There is no proper global bounce buffer that works for everything. 

>>>
>>> A proper automatic conversion should make this work. What am I missing?
>>>
>>>>
>>>> As we do not want to rely on the userspace to do the mlock this is now done in the kernel.
>>>
>>> I wonder if we could come up with an alternative (similar to how we
>>> override VM_MERGEABLE in the kernel) that can be called and ensured in
>>> the kernel. E.g., marking whole VMAs as "don't page" (I remember
>>> something like "special VMAs" like used for VDSOs that achieve exactly
>>> that, but I am absolutely no expert on that). That would be much nicer
>>> than pinning all pages and remembering what you pinned in huge page
>>> arrays ...
>>
>> It might be more worthwhile to just accept one or two releases with
>> pinning and fix the root of the problem than design a nice stopgap.
> 
> Quite honestly, to me this feels like a prototype hack that deserves a proper solution first. The issue with this hack is that it affects user space (esp. MADV_DONTNEED no longer working correctly). It's not just something you once fix in the kernel and be done with it.

I disagree. Pinning is a valid initial version. I would find it strange to
allow it for AMD SEV, but not allowing it for s390x. 
As far as I can tell  MADV_DONTNEED continues to work within the bounds
of specification.
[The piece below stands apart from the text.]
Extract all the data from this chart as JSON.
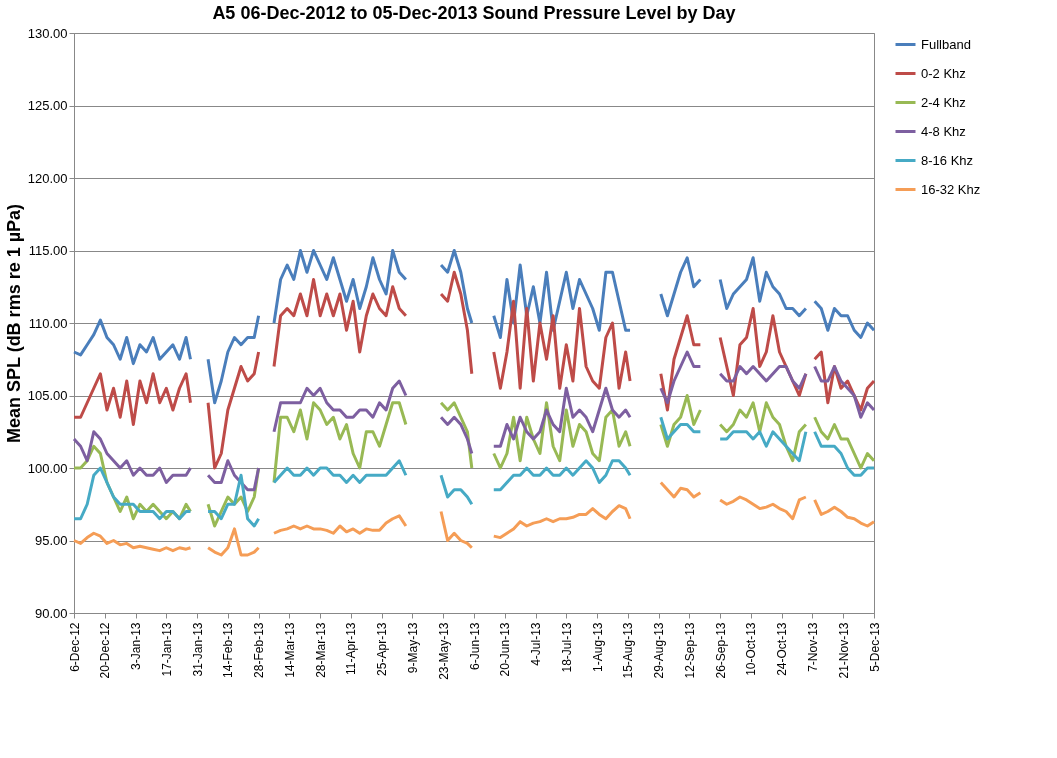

In fact, it does work (or does not depending on your 
perspective :-) ) exactly in the same way as on hugetlbfs,which is also
a way of pinning.

And yes, I am in full agreement that we must work on lifting that
restriction. 

>>
>> Btw. s390 is not alone with the problem and we'll try to have another
>> discussion tomorrow with AMD to find a solution which works for more
>> than one architecture.
> 
> Let me know if there was an interesting outcome.